The symptoms, which might take a few hours to show up, include headache, nausea, sensitivity to light and noise, or depression and anxiety, the Council says. Some but not all athletes with concussions lose consciousness.

“We’re relying on an athlete reporting symptoms,” Dr. Mark Halstead, director of the Sports Concussion Program at Washington University in St. Louis and one of the report’s authors, told Reuters Health. “There’s obvious (concussions) where a kid gets knocked out.” But, for “the majority, the kid ... may not realize they’ve had one.”

On the field, coaches and trainers should first rule out the possibility of a spine injury, according to the Council recommendations, then should test the athlete’s mental functioning by asking questions such as, “What team did you play last week?” Athletes that do show signs of a concussion should be monitored closely to make sure they don’t get worse.

If a concussion is confirmed, kids need to rest - both physically and mentally, the Council says. Because schoolwork and reading can make symptoms worse, parents should consider taking kids out of school while they recover and discourage their child from any other mental overexertion, including playing video games or watching TV.

Once kids have no more symptoms, they can slowly start being more active - as long as the symptoms don’t return. It might take up to ten days for all symptoms to disappear. Before kids start practicing sports again, they should be checked by a doctor to make sure they’re ready.

When kids return to play before they are healed from a first concussion, they risk second-impact syndrome: when a second blow to the head can mean serious brain injury.

In their emergency room study, Bakhos and her colleagues found that the rate of concussions was highest in kids who played football and ice hockey. According to their data, more than twice as many kids visited the emergency room for concussions suffered during organized sports in 2007 than in 1997 - even though fewer kids were involved in team sports than a decade earlier.

Off the field, the most concussions came from bike riding, skiing, and playground injures.

The rise in emergency room visits for concussion may reflect a mixture of good and bad news, say experts.

Much of the increase could stem from parents and coaches getting better at recognizing and reporting concussions. “Concussions have always been, ‘oh, you’ve just been dinged’ ... they’ve been kind of ignored,” Halstead said. “The awareness is out there a lot more.”

It may also represent some real increase in head injuries. “Certainly it seems possible with the number of extreme sports being played in recent years, that could be playing a role in this, or a more intense style of sports participation for some kids,” Dr.
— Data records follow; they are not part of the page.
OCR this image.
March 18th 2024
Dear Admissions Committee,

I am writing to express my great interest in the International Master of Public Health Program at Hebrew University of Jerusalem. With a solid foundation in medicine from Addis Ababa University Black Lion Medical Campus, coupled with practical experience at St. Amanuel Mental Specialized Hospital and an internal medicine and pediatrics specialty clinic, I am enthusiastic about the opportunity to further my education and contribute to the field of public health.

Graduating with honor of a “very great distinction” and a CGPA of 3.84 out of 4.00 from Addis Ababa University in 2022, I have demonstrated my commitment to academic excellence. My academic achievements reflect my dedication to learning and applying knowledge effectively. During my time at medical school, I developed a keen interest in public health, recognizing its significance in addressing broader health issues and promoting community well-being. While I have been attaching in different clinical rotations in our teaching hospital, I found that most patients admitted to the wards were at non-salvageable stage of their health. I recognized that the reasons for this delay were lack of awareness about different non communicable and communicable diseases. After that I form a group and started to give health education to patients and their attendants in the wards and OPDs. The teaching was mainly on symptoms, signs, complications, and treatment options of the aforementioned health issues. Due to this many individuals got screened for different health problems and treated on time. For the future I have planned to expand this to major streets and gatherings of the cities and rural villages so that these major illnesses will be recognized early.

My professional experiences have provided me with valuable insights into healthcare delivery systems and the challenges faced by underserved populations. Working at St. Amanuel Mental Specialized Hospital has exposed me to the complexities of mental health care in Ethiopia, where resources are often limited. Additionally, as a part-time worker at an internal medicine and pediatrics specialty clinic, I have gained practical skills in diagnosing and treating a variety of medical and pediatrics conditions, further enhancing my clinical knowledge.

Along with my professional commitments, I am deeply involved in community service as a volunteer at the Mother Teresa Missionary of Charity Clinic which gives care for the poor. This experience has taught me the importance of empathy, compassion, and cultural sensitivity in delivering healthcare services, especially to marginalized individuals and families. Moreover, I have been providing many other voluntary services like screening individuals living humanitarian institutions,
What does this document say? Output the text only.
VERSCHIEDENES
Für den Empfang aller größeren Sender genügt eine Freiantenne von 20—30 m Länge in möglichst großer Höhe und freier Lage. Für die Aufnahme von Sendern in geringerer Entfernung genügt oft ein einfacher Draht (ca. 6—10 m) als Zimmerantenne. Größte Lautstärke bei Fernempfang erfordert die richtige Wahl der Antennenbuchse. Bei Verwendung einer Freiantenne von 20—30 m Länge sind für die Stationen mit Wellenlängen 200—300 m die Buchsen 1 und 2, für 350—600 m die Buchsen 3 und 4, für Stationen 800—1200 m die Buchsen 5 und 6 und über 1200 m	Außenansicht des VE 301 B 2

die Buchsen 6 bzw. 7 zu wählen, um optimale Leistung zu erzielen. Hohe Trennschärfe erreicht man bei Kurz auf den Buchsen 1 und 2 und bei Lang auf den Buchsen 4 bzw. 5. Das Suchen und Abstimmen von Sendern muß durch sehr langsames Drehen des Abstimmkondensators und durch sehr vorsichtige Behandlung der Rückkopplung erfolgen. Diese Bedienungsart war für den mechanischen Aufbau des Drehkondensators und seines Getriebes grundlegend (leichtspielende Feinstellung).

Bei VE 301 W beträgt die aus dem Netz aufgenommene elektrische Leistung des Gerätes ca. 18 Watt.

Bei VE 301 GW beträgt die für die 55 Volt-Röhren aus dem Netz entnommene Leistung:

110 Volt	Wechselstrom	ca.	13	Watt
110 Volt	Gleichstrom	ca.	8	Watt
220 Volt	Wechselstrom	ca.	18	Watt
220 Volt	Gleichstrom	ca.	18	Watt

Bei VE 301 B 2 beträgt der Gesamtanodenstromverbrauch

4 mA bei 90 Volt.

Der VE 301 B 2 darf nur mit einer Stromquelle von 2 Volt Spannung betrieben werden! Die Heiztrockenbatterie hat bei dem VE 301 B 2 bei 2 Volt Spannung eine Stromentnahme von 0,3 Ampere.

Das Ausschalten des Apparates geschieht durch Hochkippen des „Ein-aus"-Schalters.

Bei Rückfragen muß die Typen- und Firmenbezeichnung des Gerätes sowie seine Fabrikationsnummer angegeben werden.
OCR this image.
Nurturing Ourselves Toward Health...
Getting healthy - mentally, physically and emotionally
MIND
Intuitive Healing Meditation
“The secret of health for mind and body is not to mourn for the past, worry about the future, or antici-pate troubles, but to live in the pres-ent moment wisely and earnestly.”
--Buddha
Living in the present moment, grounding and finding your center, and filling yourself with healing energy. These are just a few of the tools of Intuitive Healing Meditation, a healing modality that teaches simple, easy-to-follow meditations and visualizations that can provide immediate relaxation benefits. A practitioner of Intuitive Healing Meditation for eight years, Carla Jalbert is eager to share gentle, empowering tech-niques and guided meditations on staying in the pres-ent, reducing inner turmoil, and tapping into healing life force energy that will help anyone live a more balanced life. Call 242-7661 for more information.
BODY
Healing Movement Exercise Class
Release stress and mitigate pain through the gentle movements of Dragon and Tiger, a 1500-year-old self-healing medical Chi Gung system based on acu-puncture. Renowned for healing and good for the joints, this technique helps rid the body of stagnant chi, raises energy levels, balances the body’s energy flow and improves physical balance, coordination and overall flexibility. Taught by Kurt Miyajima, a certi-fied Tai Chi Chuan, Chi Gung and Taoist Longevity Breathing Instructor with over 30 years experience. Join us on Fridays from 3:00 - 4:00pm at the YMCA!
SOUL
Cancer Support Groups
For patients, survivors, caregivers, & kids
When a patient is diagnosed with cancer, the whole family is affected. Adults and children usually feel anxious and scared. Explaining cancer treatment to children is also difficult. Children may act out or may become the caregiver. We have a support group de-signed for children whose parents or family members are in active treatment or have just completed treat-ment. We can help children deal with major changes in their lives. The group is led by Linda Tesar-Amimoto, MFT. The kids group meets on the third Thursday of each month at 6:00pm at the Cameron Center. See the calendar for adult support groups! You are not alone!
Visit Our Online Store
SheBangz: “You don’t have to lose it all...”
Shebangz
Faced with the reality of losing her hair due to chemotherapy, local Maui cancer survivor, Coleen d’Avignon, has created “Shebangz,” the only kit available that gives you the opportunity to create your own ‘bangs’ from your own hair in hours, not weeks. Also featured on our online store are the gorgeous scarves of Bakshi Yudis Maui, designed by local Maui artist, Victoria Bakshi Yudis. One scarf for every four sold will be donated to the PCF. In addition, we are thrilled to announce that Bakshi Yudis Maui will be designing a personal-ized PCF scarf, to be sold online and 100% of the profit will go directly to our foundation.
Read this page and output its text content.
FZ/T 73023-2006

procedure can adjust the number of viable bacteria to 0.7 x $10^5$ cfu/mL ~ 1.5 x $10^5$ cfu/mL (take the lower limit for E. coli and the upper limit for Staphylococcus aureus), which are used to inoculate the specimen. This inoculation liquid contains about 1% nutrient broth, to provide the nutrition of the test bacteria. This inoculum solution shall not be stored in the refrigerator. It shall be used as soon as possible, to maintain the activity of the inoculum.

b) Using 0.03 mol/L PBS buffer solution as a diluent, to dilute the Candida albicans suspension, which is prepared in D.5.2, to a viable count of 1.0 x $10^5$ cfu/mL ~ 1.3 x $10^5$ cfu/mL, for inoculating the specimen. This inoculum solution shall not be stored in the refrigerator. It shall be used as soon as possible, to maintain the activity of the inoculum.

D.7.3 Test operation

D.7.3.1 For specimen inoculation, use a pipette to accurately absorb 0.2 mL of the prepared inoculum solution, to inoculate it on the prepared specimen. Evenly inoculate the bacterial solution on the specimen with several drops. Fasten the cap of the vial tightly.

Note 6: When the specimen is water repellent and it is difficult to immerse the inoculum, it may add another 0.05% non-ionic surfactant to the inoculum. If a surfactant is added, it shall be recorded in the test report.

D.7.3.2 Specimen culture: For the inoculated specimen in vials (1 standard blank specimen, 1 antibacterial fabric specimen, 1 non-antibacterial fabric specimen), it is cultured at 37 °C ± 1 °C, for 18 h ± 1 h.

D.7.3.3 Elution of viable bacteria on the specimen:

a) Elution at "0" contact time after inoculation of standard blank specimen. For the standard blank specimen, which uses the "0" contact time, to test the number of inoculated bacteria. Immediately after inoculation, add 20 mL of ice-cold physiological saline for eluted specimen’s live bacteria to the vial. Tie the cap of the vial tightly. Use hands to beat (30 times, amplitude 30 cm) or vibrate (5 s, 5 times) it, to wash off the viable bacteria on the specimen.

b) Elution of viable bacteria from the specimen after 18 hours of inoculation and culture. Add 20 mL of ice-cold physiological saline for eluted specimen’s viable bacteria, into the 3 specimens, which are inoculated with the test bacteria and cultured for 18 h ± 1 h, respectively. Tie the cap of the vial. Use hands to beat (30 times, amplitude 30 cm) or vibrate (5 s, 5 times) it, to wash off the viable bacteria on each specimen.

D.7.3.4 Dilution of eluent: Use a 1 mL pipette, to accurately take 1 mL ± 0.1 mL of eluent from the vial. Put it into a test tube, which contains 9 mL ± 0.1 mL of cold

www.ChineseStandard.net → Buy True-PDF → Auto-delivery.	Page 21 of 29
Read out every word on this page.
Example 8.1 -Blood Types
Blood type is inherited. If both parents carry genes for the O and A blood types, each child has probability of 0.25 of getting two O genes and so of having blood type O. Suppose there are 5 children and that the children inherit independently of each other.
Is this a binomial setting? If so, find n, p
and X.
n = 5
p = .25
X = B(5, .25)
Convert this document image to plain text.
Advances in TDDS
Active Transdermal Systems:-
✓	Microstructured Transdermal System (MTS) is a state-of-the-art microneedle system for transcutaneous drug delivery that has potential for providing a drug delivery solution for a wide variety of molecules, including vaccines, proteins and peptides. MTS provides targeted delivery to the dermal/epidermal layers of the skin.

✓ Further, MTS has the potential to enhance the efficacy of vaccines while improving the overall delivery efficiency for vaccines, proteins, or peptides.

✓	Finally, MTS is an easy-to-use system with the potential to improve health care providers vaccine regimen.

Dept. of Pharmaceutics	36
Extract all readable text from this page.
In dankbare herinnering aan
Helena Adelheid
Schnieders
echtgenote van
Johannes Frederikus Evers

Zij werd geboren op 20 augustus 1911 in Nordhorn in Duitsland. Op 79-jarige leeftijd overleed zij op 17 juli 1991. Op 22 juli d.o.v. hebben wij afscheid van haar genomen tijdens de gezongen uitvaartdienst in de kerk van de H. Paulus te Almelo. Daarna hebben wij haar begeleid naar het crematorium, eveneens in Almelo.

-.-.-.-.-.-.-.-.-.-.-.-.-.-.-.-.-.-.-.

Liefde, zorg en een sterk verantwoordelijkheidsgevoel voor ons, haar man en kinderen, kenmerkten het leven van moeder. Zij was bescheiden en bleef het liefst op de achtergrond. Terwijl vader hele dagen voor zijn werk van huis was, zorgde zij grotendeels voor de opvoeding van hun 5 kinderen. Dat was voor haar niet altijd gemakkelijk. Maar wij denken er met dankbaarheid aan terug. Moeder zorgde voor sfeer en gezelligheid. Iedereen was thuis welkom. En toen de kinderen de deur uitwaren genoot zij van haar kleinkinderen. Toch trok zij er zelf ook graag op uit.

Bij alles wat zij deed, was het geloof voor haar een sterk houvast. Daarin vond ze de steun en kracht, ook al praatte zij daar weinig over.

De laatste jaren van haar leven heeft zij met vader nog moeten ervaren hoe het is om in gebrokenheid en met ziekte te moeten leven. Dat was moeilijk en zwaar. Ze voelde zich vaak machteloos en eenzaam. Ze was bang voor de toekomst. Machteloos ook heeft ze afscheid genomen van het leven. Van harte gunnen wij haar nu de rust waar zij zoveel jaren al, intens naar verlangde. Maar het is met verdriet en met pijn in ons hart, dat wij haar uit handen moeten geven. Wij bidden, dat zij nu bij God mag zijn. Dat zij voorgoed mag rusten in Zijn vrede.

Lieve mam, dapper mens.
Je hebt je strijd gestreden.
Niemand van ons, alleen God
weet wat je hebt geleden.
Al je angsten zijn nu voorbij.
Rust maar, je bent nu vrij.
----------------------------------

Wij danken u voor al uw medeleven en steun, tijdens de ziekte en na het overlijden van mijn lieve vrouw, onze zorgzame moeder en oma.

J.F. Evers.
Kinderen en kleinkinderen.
Michael Kirkwood, who studies concussions at The Children’s Hospital in Aurora, Colorado, told Reuters Health.

But he agrees that increased awareness is behind more children going to the emergency room. “For me, even though it might be concerning that these rates seem to be increasing, this is an overall positive step in concussion care,” said Kirkwood, who was not involved with the current study.

Nonetheless, there is still more education and research to be done, doctors say.

“The younger athletes, their brain is still developing,” McLeod, of the Arizona School of Health Sciences said. “We don’t really know any potential long-term consequences. We just don’t know how these impacts may or may not accumulate over time.”